Aftrek Flashcards
1
Q
Algemene ratio van de aftrek?
A
- BTW wil een eenmalige verbruiksbelasting zijn. Dus om de heffing van belasting volstrekt neutraal blijft tot in de eindfaste van consumptie wordt aan elke belastingplichtige in de economische kringloop die niet als eindverbruiker optreedt, het recht op aftrek van voorbelasting verleend.
- BTW heeft geen kostprijsverhogend effect en wordt de belasting uiteindelijk gedragen door de eingebruiker.
2
Q
Wat zijn de gemengde belastingplichtige?
A
- Het begrip “gemengde bealstingplichtige” = tegelijk handelingen verrichten die recht geven op aftrek van voorbelasting en handelingen die vrijgesteld zijn ingevolge art. 44 = geen recht op aftrek.

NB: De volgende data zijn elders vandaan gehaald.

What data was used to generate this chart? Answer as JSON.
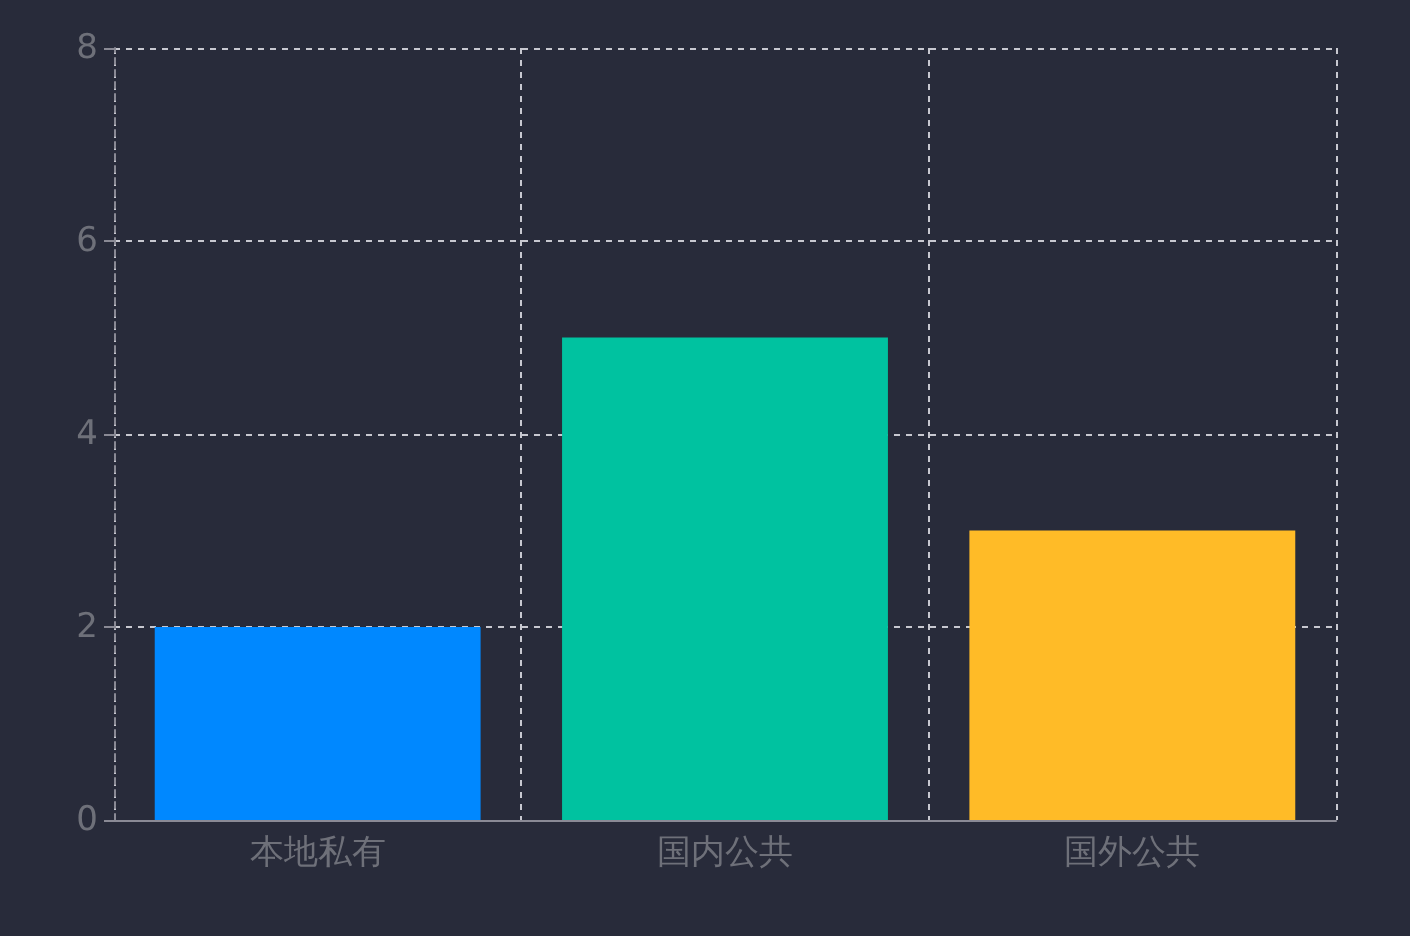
{
  "chart_data": {
    "type": "bar",
    "categories": [
      "本地私有",
      "国内公共",
      "国外公共"
    ],
    "values": [
      2,
      5,
      3
    ],
    "colors": [
      "#0088ff",
      "#00c2a0",
      "#ffbb27"
    ],
    "ylim": [
      0,
      8
    ],
    "yticks": [
      0,
      2,
      4,
      6,
      8
    ],
    "grid": true
  }
}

- De gemengde belastingplichtige kan de hem aangerekende btw slechts in aftrek brengen in de mate dat de gemaakte uitgaven betrekking hebben op de werkzaamheid waarvoor hij belastingplichtie is met recht op aftrek.
- Om de omvang het recht op aftrek te bepalen zijn er 2 methodes:
- Algemeen verhoudingsgetal
- Werkelijk gebruik
3
Q
Wat is de incidentele belastingplichtige voor onroerende goederen?
A
- Vervreemding van nieuw gebouw: vestiging en (weder)overdracht van zakelijk recht op nieuw gebouw.
- Zowel niet-belastingplichtige als belastingplichtige met een andere activiteit dan het geregeld vervreemden van nieuwe gebouwen kunnen voor de hoedanigheid van “toevallige belastingplichtige” opteren.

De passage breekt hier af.